Вилла «Флавия» была построена в начале шестнадцатого века. Оба этажа ее выходили на террасы, которые оживляли аркады, наподобие римских триумфальных арок, и, в зависимости от времени дня, окрашивались в разные цвета с преобладанием то лазури и розового, то золота, пурпура и фиолетового, то приглушенных полутонов — краски, расплескиваемые солнцем, когда оно поднималось из озера, карабкалось по ступеням лестниц, пробегало по галереям и уходило через парадный двор, плиты которого в тысяча пятьсот двадцатом году обагрились кровью неверной супруги кондотьера Дарио. Эта архитектура очаровала когда-то юного Палладия, что отразилось впоследствии на стиле всех его венецианских вилл.

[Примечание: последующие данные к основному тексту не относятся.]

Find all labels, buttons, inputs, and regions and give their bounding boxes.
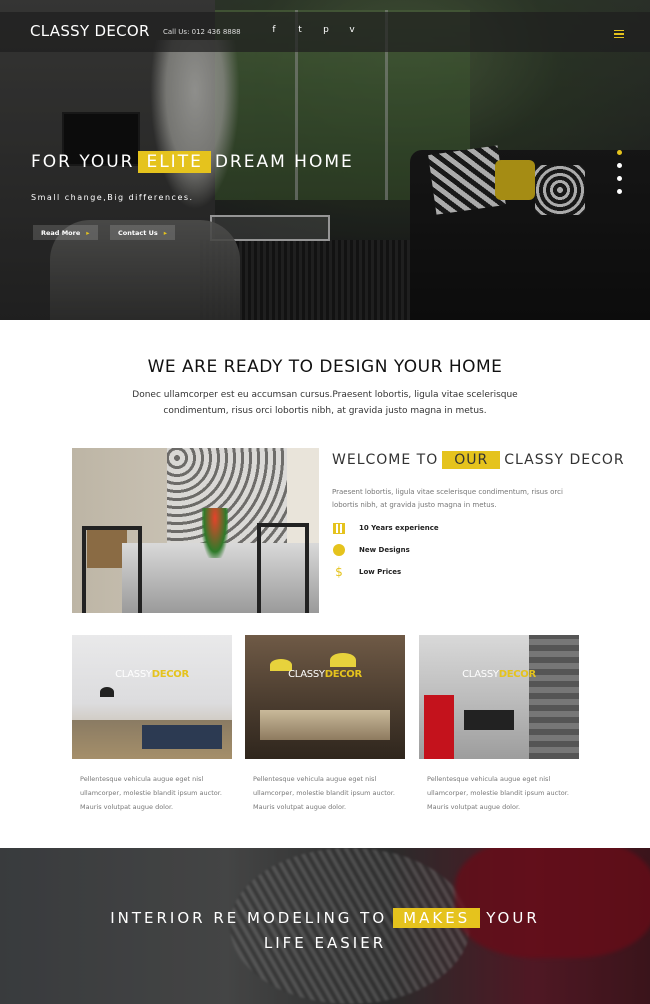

Дантес ждал уже почти три часа. Вилла «Италия» располагалась по правую сторону от него, за парком, который взбирался вверх по холму и брал зеленым приступом все здание, оставляя открытым для глаза лишь верхний этаж. Дантеса нисколько не смущало это ожидание. Ему нравилось оттягивать момент, когда должна была появиться под высаженными вдоль дороги кипарисами древняя «испано», на которой все «племя» возвращалось из Флоренции. Он подарил Эрике эту машину выпуска 1927 года: о веке прошлом ему даже думать запретили, зато 1927-й — год довольно хорошего урожая, как раз то время, когда Европа в этот краткий момент передышки вновь обрела свое размеренное дыхание цивилизации перед новым разрывом между своей культурой и собственной природой, между шедеврами и Гитлером. Дантес стоял, опершись на каменную балюстраду, и ждал, ослабив поводья своего воображения даже больше, чем позволял его взгляд, отпустив его блуждать по этой тосканской долине, что раскрывалась уже навстречу солнцу, как красота женщины, приблизившейся к своим тридцати годам. Он обещал Эрике, что будет встречать ее здесь, издали конечно, когда она еще не сможет его видеть, но они были так сильно привязаны друг к другу, что им достаточно было назначить время и место, чтобы, не присутствуя там физически, встретиться все же в нежном и ироничном согласии душ.